Recent advanced protocols on cell reprogramming for the generation of human induced pluripotent stem cells (hiPSCs) has improved the comprehension of the pathogenic mechanisms and the development of new drugs. In fact, disease-specific pluripotent stem cells offer an ideal platform for both cell and gene therapy protocol applications and represent a good possibility for new and personalized pharmacological treatments. Without any doubt, the most innovative therapies are those which provide a site specific gene correction, and are suitable to those diseases for which a drug’s therapy is not available. In the last decade have emerged ZFNs, TALENs, and the CRISPR/Cas9 system, tools for genome engineering, consisting of a sequence-specific DNA-binding domain and a non-specific DNA cleavage domain, that allow to correct mutated genes in vitro.

In this chapter, we focus on hiPSCs as a target cells for gene manipulation: new strategies as Zinc-finger nucleases, TALENs and CRISPR/ Cas9 have been developed to maximize the efficiency of genome editing protocols on human reprogrammed cells. Indeed, humanized iPSCs-based disease model systems exploit an individualized cellbased platform that has unlimited growth potential for novel regenerative strategies and clinical therapeutics, along with companion diagnostics, to predict and prognosticate the molecular basis of various human diseases.

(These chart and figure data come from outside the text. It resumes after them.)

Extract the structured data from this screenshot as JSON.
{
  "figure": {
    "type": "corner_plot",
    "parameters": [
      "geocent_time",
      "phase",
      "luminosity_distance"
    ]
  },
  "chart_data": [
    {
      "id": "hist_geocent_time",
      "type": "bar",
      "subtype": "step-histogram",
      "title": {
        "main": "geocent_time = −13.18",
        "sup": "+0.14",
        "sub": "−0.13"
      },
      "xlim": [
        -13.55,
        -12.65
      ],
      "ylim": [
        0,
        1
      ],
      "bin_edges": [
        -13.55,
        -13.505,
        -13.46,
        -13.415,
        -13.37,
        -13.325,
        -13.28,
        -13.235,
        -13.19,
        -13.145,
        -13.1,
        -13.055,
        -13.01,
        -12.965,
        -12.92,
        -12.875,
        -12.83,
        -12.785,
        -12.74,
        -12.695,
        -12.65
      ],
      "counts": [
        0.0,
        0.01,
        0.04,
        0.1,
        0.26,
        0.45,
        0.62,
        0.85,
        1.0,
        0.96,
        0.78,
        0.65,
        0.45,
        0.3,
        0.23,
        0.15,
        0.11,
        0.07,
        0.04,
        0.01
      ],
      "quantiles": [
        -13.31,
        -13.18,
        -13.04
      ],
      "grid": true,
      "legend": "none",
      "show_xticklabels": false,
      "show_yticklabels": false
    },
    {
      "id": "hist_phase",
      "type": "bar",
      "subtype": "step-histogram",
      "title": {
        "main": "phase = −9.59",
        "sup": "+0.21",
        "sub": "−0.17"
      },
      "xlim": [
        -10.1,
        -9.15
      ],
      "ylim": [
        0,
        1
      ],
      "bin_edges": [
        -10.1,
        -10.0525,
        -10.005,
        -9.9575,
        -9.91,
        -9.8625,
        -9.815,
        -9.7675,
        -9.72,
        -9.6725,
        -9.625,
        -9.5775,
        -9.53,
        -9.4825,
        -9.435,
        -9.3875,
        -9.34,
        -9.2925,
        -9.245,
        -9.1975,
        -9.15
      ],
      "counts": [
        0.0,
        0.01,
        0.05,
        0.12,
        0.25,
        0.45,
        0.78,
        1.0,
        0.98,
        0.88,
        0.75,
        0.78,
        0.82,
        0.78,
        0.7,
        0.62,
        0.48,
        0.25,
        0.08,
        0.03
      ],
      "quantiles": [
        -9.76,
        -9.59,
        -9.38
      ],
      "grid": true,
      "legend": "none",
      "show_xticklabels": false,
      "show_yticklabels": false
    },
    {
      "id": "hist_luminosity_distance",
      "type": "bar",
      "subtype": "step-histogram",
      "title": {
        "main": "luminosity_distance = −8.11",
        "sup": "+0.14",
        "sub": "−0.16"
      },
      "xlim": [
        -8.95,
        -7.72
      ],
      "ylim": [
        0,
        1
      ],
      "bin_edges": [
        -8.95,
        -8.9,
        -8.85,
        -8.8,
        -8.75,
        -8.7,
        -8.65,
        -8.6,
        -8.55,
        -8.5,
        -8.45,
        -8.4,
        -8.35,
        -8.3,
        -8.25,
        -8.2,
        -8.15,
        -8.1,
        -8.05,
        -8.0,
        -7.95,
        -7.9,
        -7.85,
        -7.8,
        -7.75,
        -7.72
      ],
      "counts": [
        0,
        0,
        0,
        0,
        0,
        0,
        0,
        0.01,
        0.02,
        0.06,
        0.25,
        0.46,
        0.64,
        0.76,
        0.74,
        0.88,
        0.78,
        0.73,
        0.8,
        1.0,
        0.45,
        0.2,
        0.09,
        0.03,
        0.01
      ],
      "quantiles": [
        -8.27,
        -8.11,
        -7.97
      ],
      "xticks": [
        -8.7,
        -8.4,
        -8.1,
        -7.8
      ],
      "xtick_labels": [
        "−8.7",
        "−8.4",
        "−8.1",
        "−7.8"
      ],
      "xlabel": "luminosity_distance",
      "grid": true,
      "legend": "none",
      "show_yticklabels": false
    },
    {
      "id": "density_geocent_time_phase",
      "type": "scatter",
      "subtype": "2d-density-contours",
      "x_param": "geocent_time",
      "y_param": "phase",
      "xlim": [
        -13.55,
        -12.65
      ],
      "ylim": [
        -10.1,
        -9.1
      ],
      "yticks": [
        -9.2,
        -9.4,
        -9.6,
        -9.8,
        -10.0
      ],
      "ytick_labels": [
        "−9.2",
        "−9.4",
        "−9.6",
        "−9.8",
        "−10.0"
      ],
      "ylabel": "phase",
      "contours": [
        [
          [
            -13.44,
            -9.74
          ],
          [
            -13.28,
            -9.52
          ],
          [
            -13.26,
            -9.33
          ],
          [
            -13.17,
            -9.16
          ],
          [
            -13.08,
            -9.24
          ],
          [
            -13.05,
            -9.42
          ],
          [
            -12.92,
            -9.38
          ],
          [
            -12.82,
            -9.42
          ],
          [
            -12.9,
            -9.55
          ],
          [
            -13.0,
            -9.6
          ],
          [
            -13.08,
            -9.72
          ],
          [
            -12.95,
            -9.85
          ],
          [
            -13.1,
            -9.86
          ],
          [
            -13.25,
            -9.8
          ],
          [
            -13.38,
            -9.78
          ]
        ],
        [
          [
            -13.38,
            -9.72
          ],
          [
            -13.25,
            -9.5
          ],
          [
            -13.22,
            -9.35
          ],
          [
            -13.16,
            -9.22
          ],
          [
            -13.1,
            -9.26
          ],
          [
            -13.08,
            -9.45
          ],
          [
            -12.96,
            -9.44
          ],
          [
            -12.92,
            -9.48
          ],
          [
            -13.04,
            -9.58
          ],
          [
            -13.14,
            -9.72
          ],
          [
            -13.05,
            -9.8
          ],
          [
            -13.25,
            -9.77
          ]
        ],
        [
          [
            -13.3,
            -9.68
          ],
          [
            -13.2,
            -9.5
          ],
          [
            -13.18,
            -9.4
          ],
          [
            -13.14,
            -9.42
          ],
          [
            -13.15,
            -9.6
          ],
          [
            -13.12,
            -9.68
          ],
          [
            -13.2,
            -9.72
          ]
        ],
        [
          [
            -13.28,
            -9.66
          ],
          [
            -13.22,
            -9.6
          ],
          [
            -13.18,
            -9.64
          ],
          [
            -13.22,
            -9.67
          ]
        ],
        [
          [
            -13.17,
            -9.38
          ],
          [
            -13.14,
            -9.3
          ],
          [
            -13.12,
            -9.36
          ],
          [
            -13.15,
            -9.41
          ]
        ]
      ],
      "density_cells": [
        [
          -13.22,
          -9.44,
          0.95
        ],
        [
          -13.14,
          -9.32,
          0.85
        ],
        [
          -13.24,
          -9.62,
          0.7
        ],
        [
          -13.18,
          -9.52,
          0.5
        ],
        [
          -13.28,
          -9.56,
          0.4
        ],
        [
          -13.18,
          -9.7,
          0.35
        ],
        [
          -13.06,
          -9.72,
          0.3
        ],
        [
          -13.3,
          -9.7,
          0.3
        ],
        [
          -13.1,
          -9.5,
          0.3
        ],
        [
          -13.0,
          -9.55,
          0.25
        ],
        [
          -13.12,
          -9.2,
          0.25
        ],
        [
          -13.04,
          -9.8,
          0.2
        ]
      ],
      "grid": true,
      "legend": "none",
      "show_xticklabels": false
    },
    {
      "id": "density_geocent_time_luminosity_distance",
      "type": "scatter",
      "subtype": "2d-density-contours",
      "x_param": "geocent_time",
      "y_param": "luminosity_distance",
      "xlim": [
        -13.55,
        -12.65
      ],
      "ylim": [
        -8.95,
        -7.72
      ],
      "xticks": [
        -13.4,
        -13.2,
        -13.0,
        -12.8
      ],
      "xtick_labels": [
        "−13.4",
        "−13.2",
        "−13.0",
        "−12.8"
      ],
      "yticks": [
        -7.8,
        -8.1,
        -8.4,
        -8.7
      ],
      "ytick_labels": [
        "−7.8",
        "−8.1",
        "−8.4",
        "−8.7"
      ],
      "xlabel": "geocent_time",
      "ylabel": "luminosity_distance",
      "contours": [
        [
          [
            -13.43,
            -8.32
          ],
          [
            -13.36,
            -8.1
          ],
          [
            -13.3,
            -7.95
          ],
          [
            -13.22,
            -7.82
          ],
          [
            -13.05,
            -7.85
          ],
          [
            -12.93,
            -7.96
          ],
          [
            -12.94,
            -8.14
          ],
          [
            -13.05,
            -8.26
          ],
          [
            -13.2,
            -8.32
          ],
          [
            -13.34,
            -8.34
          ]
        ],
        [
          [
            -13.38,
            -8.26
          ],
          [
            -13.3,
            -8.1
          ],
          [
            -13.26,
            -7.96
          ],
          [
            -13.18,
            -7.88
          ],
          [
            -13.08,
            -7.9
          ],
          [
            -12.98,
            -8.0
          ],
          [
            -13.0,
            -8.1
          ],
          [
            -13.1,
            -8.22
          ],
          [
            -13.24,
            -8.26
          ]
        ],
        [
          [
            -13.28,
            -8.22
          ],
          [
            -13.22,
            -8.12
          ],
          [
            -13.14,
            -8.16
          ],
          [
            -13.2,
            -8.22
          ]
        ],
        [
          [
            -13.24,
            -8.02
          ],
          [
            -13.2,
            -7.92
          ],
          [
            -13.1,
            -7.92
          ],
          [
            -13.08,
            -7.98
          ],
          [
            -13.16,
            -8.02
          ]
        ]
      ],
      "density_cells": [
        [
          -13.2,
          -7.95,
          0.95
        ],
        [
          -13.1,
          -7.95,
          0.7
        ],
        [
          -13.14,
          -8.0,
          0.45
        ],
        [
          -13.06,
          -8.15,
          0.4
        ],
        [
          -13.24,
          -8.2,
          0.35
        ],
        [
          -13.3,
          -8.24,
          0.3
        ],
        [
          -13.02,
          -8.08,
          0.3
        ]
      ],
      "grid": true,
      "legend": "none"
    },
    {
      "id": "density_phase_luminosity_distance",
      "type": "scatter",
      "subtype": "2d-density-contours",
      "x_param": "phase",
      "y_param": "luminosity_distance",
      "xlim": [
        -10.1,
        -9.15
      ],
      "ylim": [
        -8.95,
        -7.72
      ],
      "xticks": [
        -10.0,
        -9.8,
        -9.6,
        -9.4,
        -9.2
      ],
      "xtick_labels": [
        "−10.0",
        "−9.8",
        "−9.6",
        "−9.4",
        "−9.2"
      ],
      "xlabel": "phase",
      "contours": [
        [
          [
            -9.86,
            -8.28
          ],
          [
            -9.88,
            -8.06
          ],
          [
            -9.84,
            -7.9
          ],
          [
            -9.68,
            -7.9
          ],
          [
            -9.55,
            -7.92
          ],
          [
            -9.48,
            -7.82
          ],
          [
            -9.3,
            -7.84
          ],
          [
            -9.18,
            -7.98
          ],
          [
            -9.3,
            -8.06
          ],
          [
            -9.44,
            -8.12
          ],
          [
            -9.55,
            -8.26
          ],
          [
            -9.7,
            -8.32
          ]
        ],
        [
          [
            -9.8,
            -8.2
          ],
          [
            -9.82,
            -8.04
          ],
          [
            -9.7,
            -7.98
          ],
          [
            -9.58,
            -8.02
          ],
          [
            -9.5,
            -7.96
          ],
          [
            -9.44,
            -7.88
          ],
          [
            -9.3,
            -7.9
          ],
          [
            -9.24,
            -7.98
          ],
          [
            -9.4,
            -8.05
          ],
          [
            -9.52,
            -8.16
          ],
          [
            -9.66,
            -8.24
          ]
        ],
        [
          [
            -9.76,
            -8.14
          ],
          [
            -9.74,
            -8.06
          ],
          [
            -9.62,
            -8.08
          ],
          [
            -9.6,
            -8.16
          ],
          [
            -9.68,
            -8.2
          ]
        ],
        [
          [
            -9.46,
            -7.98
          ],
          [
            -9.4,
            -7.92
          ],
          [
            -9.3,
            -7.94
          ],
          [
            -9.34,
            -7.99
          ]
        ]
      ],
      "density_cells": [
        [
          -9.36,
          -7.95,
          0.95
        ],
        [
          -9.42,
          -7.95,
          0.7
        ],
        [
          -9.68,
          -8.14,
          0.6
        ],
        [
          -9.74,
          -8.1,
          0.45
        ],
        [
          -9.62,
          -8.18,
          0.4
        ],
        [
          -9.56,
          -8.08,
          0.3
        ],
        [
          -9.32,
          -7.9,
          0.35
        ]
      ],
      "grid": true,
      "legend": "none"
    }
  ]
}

This chapter discusses alternative methods for drug delivery. Specifically, we focused on the use of mesenchymal stem cells (MSCs) and to show how these stem cells can be available as off-the-shelf cells. The advantages of MSCs are their unique immune properties and the ability of these cells to migrate to areas of inflammation such as tumors. In addition, MSCs are easy to harvest with several fold expansion, as well as little to no ethical concern. Although MSCs are similar by phenotype, the effectiveness from each source needs to be compared for homing to the desired organ/tissue, intercellular communication and the delivery of non-coding RNA through secreted exosomes. A major advantage of MSCs is the ease by which they can become available as off-the-shelf cells containing the drugs or RNA for immediate transplant to patients. There is little concern that MSCs will linger for a prolonged period because the clinical and experimental evidence indicate that allogeneic MSCs (off-the-shelf) can be readily cleared by the immune system. The chapter discusses why there is an immediate need for cellular delivery of drugs, given the cumbersome regulation and confounds of current single drug trials.